Les lettres sont souvent remplacées : par la téléphone, par un télégramme, par une
bande magnétique…
Il y a aussi une ‘lettre’ qui arrive trop tard : Mme de Tourvel vient de rompre avec son
mari par téléphone quand elle reçoit le télégramme qui lui dit que Valmont rompt avec
elle. De nouveau nous sommes déjà au courant de ce qui se passe, comme dans la
séquence des lettres CXXV, CXXVI et CXXVII dans les LD.

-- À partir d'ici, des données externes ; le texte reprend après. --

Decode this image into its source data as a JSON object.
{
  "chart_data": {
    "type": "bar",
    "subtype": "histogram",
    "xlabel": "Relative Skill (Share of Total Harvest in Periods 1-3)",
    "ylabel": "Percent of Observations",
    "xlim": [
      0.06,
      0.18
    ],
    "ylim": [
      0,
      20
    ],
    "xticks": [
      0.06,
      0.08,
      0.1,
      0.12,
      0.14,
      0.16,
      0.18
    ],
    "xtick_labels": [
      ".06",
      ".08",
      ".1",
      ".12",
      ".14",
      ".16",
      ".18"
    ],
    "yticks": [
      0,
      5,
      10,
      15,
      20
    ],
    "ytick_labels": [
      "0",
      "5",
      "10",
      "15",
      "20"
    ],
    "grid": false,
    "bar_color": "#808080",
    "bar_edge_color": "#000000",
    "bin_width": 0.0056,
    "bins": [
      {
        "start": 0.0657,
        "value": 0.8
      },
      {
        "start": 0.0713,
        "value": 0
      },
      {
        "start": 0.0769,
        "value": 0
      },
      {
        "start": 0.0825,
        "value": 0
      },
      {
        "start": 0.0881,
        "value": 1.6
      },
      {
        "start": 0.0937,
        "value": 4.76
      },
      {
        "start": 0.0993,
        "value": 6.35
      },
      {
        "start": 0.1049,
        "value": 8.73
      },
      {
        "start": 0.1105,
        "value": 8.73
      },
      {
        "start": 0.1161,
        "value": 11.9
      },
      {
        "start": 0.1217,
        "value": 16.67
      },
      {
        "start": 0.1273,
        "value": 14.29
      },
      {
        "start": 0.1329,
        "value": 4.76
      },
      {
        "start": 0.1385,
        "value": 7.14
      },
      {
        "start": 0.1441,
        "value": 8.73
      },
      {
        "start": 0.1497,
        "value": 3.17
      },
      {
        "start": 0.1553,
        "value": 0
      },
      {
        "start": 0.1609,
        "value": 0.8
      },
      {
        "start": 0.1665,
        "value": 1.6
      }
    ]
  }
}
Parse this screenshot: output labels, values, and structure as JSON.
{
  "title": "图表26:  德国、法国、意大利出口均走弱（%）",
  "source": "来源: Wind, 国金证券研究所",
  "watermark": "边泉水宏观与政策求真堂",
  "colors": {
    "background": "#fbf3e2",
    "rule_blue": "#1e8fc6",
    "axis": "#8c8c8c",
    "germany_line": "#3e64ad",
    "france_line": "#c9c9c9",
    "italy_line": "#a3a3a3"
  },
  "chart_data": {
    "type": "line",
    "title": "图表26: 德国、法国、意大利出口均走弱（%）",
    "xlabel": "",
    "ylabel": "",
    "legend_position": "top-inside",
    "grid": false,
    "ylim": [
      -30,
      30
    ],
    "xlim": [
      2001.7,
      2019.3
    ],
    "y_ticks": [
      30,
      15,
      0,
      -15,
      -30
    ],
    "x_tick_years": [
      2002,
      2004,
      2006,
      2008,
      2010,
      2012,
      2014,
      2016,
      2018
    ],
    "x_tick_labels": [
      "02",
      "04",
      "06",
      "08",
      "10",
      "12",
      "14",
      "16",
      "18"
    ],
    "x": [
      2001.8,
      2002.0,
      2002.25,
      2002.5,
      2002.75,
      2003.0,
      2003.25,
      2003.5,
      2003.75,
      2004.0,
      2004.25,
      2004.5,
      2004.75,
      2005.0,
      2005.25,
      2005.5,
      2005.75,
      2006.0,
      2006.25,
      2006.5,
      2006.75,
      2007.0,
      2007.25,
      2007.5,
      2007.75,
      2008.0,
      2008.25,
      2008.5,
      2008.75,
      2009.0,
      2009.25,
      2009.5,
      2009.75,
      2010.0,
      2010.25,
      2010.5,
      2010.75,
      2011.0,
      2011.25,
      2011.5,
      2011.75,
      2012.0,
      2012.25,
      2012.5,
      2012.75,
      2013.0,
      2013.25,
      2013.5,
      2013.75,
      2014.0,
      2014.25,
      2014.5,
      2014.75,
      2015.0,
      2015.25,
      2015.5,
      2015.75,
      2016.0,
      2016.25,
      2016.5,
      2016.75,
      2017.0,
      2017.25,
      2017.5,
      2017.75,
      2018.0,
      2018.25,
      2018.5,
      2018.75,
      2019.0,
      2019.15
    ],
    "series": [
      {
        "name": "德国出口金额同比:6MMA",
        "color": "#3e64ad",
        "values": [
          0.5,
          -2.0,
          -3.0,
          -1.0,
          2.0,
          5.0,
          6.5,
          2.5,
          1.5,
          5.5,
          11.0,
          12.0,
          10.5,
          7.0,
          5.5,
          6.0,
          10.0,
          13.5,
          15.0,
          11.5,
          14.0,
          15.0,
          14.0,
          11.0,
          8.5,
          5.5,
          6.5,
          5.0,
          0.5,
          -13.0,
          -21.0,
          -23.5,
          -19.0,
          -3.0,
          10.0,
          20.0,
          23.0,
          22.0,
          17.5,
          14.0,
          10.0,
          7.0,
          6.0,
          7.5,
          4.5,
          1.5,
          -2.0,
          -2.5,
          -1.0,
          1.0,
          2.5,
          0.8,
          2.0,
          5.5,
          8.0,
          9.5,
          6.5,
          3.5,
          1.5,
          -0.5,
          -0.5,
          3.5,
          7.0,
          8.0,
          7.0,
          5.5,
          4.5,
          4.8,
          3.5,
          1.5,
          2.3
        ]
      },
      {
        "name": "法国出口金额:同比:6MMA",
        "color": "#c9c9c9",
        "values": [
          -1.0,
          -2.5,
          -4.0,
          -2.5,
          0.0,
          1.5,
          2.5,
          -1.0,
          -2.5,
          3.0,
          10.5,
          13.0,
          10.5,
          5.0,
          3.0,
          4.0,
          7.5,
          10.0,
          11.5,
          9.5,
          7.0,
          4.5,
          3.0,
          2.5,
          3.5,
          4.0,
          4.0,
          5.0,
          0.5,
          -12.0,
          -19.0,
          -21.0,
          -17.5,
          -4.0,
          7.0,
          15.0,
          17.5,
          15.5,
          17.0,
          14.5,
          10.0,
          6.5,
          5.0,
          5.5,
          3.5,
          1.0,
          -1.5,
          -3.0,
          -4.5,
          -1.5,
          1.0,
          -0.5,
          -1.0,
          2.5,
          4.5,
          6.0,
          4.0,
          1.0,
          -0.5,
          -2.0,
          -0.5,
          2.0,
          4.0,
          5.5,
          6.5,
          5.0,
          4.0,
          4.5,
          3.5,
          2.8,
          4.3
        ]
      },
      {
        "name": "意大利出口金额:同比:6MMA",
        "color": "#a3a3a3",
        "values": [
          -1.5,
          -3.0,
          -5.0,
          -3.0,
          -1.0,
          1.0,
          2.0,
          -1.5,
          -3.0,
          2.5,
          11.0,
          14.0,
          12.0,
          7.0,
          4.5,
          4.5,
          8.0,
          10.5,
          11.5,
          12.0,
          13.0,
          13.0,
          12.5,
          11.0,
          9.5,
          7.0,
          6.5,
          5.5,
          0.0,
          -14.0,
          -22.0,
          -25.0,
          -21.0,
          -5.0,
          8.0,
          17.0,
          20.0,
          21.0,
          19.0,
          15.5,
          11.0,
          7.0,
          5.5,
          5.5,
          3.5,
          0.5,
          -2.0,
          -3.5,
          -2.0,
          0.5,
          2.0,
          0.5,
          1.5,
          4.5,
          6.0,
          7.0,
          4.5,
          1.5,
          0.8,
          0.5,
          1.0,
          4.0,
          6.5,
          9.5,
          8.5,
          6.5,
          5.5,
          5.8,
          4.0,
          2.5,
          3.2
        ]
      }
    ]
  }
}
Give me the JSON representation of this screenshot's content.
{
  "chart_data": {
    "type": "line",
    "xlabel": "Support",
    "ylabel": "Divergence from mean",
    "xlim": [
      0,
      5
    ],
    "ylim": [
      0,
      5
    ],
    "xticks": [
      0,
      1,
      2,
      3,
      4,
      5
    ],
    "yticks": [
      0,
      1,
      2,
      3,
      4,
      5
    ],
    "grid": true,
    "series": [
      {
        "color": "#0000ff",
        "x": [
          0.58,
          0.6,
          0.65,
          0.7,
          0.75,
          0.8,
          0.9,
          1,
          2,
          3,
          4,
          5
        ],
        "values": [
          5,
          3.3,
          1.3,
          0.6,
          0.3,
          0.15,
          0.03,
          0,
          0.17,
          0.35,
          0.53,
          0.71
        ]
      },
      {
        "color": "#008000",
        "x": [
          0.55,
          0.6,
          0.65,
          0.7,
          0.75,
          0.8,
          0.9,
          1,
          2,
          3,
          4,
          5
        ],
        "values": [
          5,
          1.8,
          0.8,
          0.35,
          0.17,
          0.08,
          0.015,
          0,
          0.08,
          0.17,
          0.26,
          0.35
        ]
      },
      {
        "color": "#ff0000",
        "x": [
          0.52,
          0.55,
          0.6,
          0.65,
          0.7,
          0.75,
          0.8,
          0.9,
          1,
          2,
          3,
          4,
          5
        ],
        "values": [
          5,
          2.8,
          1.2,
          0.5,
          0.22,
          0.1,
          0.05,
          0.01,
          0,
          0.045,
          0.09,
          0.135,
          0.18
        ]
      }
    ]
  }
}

La générique au début montre une partie d’échecs et c’est que sont les personnages en
effet.. elle montre aussi une partie de l’avertissement de l’éditeur « il est impossible qu’ils
aient vécu dans notre siècle ».
Quelques répliques intéressantes :
« la rupture, c’est toute la charme des liaisons »
« je t’ai vue, je t’ai eue, adieu »
« il n’y a pas de citadelles inattaquables, il n’y a que des citadelles mal attaquées »

Dans ce film entrent aussi deux codes sémiotiques nouveaux :


- la musique (jazz) : même dans les scènes les plus dramatiques on la joue, ça rend
l’atmosphère un peu cynique… elle est aussi diégétisée : on la joue dans
l’appartement décadent
- la cigarette : ce sont surtout les libertins qui fument + la force avec laquelle
certains écrasent leur cigarette trahit beaucoup de leurs émotions

De plus, Mme de Merteuil n’est plus défigurée au hasard (elle attrape la petit vérole dans
le livre) mais par le feu qu’elle a incendié elle-même pour se débarrasser de lettres
compromettantes.

Le film a peut être influencé Albert Cohen, lorsqu’il écrivait Belle du seigneur dans lequel
un homme qui travaille à l’ONU à Genève séduit aussi une femme. L’atmosphère y est
d’ailleurs vraiment semblant et la fin est également tragique.